Ask HN: How are you managing LLM inference at the edge?

4 gray_amps 1 5/8/2025, 5:06:08 PM
I’m building a system to run small LLMs on-device (mobile, IoT, on-prem servers) and would love to hear how others have tackled the challenges.

Context:

Use cases: offline chatbots, smart cameras, local data privacy

Models: 7–13B parameter quantized models (e.g. Llama 2, Vicuna)

Constraints: limited RAM/flash, CPU-only or tiny GPU, intermittent connectivity

Questions:

What runtimes or frameworks are you using (ONNX Runtime, TVM, custom C++)?

How do you handle model loading, eviction, and batching under tight memory?

Any clever tricks for quantization, pruning, or kernel fusions that boost perf?

How do you monitor and update models securely in the field?

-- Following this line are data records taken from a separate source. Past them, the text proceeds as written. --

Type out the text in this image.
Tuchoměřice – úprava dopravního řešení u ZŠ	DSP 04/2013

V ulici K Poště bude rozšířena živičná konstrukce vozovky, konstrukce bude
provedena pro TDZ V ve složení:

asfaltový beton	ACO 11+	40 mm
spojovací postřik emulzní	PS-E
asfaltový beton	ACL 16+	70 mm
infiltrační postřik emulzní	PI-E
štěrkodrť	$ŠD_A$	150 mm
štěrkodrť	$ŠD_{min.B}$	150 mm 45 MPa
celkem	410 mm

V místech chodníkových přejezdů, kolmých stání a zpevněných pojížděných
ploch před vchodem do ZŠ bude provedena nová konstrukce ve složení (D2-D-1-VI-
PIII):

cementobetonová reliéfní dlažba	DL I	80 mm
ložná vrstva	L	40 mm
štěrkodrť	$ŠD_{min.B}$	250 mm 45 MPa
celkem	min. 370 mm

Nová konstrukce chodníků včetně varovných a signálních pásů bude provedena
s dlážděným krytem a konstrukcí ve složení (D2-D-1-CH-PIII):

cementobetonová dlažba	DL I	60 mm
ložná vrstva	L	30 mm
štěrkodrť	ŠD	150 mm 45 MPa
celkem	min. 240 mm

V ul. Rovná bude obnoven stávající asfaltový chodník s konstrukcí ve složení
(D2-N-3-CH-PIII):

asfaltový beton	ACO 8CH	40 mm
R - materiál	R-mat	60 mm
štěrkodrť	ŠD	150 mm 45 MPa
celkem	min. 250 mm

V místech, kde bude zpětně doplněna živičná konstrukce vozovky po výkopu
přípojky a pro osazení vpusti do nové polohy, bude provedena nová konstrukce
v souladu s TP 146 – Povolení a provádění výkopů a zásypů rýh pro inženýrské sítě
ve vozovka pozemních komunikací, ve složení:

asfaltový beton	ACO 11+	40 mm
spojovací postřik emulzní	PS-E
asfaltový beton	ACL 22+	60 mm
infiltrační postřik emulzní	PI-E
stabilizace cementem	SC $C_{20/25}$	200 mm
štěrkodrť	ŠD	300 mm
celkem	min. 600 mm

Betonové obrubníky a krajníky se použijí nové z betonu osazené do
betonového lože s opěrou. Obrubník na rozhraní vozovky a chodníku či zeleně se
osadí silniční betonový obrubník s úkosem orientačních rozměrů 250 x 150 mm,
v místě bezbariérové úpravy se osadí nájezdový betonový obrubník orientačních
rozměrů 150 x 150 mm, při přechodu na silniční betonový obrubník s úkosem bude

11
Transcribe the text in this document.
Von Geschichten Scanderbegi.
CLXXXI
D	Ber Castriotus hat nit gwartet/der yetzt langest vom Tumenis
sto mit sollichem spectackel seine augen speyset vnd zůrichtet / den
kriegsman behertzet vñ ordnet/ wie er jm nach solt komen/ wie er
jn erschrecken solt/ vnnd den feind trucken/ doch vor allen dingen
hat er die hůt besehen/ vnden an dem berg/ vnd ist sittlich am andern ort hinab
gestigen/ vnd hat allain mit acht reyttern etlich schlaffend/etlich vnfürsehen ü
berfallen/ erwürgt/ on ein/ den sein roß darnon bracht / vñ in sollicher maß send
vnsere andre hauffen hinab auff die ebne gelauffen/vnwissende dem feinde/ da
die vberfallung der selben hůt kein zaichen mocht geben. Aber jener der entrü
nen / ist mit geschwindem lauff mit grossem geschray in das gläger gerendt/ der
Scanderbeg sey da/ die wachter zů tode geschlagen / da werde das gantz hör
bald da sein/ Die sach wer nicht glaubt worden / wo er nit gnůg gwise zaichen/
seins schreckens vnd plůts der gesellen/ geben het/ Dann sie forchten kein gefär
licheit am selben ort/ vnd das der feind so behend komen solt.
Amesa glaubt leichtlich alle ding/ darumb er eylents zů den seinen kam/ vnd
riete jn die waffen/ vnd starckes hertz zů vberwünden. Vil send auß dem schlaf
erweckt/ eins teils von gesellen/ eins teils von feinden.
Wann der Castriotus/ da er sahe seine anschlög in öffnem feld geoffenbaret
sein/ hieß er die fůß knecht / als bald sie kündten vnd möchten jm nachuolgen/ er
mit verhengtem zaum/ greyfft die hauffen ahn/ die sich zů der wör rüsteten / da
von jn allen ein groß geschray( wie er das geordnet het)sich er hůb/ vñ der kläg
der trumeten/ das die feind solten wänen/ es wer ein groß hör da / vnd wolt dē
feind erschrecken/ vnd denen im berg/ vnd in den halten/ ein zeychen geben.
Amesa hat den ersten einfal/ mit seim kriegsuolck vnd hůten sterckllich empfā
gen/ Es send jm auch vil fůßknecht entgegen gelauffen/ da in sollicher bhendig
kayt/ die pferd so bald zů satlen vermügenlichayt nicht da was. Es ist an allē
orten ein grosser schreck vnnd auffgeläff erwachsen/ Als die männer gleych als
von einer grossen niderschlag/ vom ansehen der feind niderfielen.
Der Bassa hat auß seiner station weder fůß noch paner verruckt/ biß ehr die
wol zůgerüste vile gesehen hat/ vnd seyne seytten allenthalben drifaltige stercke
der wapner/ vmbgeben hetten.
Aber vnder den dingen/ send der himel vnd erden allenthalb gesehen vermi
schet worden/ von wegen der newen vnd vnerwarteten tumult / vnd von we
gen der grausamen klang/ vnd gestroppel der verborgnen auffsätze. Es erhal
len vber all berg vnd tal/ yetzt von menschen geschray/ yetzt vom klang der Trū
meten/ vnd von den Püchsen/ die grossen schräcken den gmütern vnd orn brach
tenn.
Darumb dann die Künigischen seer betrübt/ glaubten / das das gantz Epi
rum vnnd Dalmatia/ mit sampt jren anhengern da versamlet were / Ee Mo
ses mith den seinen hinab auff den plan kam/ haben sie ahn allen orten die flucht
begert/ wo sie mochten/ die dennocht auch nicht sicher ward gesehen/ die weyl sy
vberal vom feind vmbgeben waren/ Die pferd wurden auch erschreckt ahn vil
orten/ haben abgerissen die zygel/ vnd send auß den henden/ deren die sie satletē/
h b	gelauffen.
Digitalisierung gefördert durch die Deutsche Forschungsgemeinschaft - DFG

Looking forward to your benchmarks, war stories, and code pointers!

Comments (1)

byte-bolter · 5h ago
I’m using ONNX Runtime with 4-bit quantization on a Raspberry Pi 4. I preload the quantized model into shared memory so multiple processes can reuse it. Evict old sessions by LRU when I hit a 1 GB RAM cap. For batching, I accumulate inputs over 50 ms to boost throughput without hurting latency. So far I get ~15 RPS on a 7 B Llama 2 model.